Aligning Distributionally Robust Optimization with Practical Deep Learning Needs
This work addresses the problem of aligning DRO with modern deep learning practices for researchers and practitioners, though it appears incremental by adapting existing methods to specific needs.
The paper tackled the gap between Distributionally Robust Optimization (DRO) and practical deep learning needs by introducing ALSO, an adaptive algorithm that allows weight assignment to sample groups and handles stochastic gradients, demonstrating improved performance across diverse tasks.
While traditional Deep Learning (DL) optimization methods treat all training samples equally, Distributionally Robust Optimization (DRO) adaptively assigns importance weights to different samples.

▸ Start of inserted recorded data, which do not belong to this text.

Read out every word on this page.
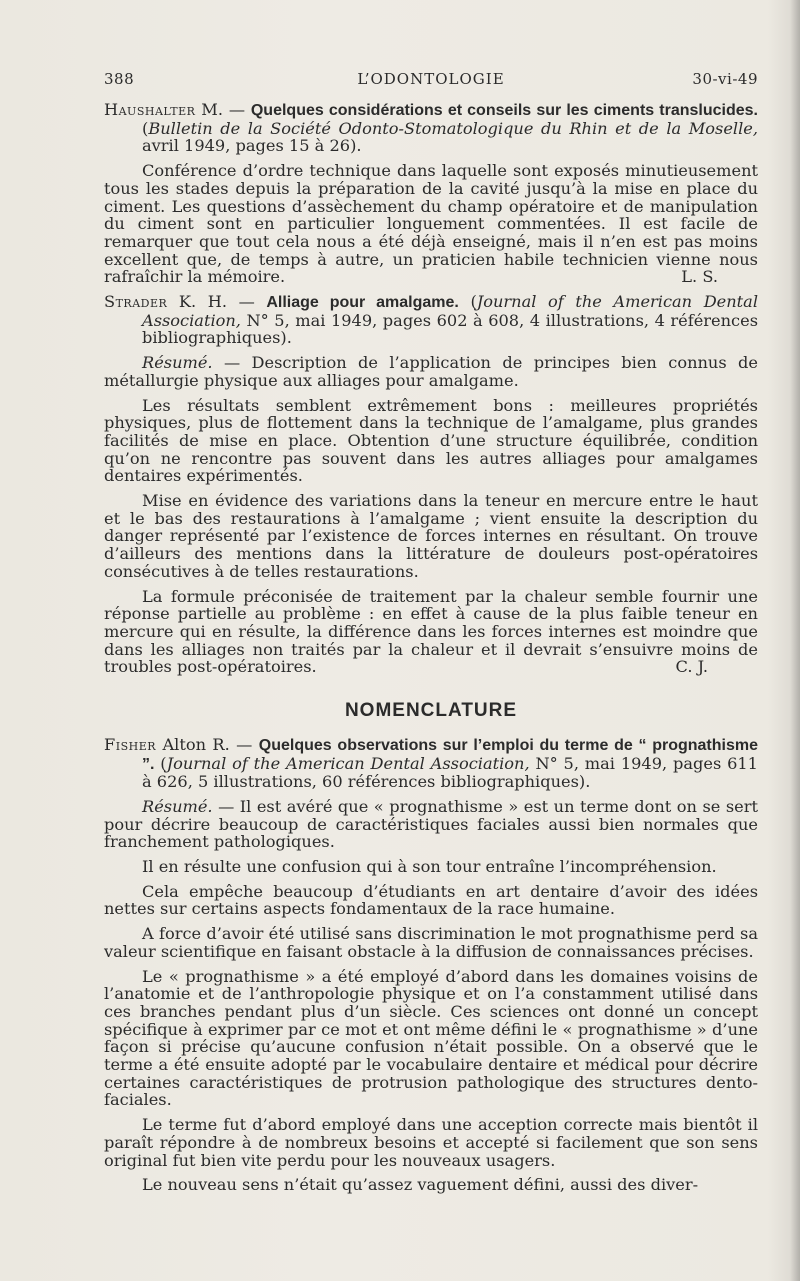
388	L’ODONTOLOGIE	30-vi-49

Haushalter M. — Quelques considérations et conseils sur les ciments translucides. (Bulletin de la Société Odonto-Stomatologique du Rhin et de la Moselle, avril 1949, pages 15 à 26).

Conférence d’ordre technique dans laquelle sont exposés minutieusement tous les stades depuis la préparation de la cavité jusqu’à la mise en place du ciment. Les questions d’assèchement du champ opératoire et de manipulation du ciment sont en particulier longuement commentées. Il est facile de remarquer que tout cela nous a été déjà enseigné, mais il n’en est pas moins excellent que, de temps à autre, un praticien habile technicien vienne nous rafraîchir la mémoire.	L. S.

Strader K. H. — Alliage pour amalgame. (Journal of the American Dental Association, N° 5, mai 1949, pages 602 à 608, 4 illustrations, 4 références bibliographiques).

Résumé. — Description de l’application de principes bien connus de métallurgie physique aux alliages pour amalgame.

Les résultats semblent extrêmement bons : meilleures propriétés physiques, plus de flottement dans la technique de l’amalgame, plus grandes facilités de mise en place. Obtention d’une structure équilibrée, condition qu’on ne rencontre pas souvent dans les autres alliages pour amalgames dentaires expérimentés.

Mise en évidence des variations dans la teneur en mercure entre le haut et le bas des restaurations à l’amalgame ; vient ensuite la description du danger représenté par l’existence de forces internes en résultant. On trouve d’ailleurs des mentions dans la littérature de douleurs post-opératoires consécutives à de telles restaurations.

La formule préconisée de traitement par la chaleur semble fournir une réponse partielle au problème : en effet à cause de la plus faible teneur en mercure qui en résulte, la différence dans les forces internes est moindre que dans les alliages non traités par la chaleur et il devrait s’ensuivre moins de troubles post-opératoires.	C. J.

NOMENCLATURE

Fisher Alton R. — Quelques observations sur l’emploi du terme de “ prognathisme ”. (Journal of the American Dental Association, N° 5, mai 1949, pages 611 à 626, 5 illustrations, 60 références bibliographiques).

Résumé. — Il est avéré que « prognathisme » est un terme dont on se sert pour décrire beaucoup de caractéristiques faciales aussi bien normales que franchement pathologiques.

Il en résulte une confusion qui à son tour entraîne l’incompréhension.

Cela empêche beaucoup d’étudiants en art dentaire d’avoir des idées nettes sur certains aspects fondamentaux de la race humaine.

A force d’avoir été utilisé sans discrimination le mot prognathisme perd sa valeur scientifique en faisant obstacle à la diffusion de connaissances précises.

Le « prognathisme » a été employé d’abord dans les domaines voisins de l’anatomie et de l’anthropologie physique et on l’a constamment utilisé dans ces branches pendant plus d’un siècle. Ces sciences ont donné un concept spécifique à exprimer par ce mot et ont même défini le « prognathisme » d’une façon si précise qu’aucune confusion n’était possible. On a observé que le terme a été ensuite adopté par le vocabulaire dentaire et médical pour décrire certaines caractéristiques de protrusion pathologique des structures dento-faciales.

Le terme fut d’abord employé dans une acception correcte mais bientôt il paraît répondre à de nombreux besoins et accepté si facilement que son sens original fut bien vite perdu pour les nouveaux usagers.

Le nouveau sens n’était qu’assez vaguement défini, aussi des diver-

However, a significant gap exists between DRO and current DL practices. Modern DL optimizers require adaptivity and the ability to handle stochastic gradients, as these methods demonstrate superior performance. Additionally, for practical applications, a method should allow weight assignment not only to individual samples, but also to groups of objects (for example, all samples of the same class). This paper aims to bridge this gap by introducing ALSO $\unicode{x2013}$ Adaptive Loss Scaling Optimizer $\unicode{x2013}$ an adaptive algorithm for a modified DRO objective that can handle weight assignment to sample groups. We prove the convergence of our proposed algorithm for non-convex objectives, which is the typical case for DL models. Empirical evaluation across diverse Deep Learning tasks, from Tabular DL to Split Learning tasks, demonstrates that ALSO outperforms both traditional optimizers and existing DRO methods.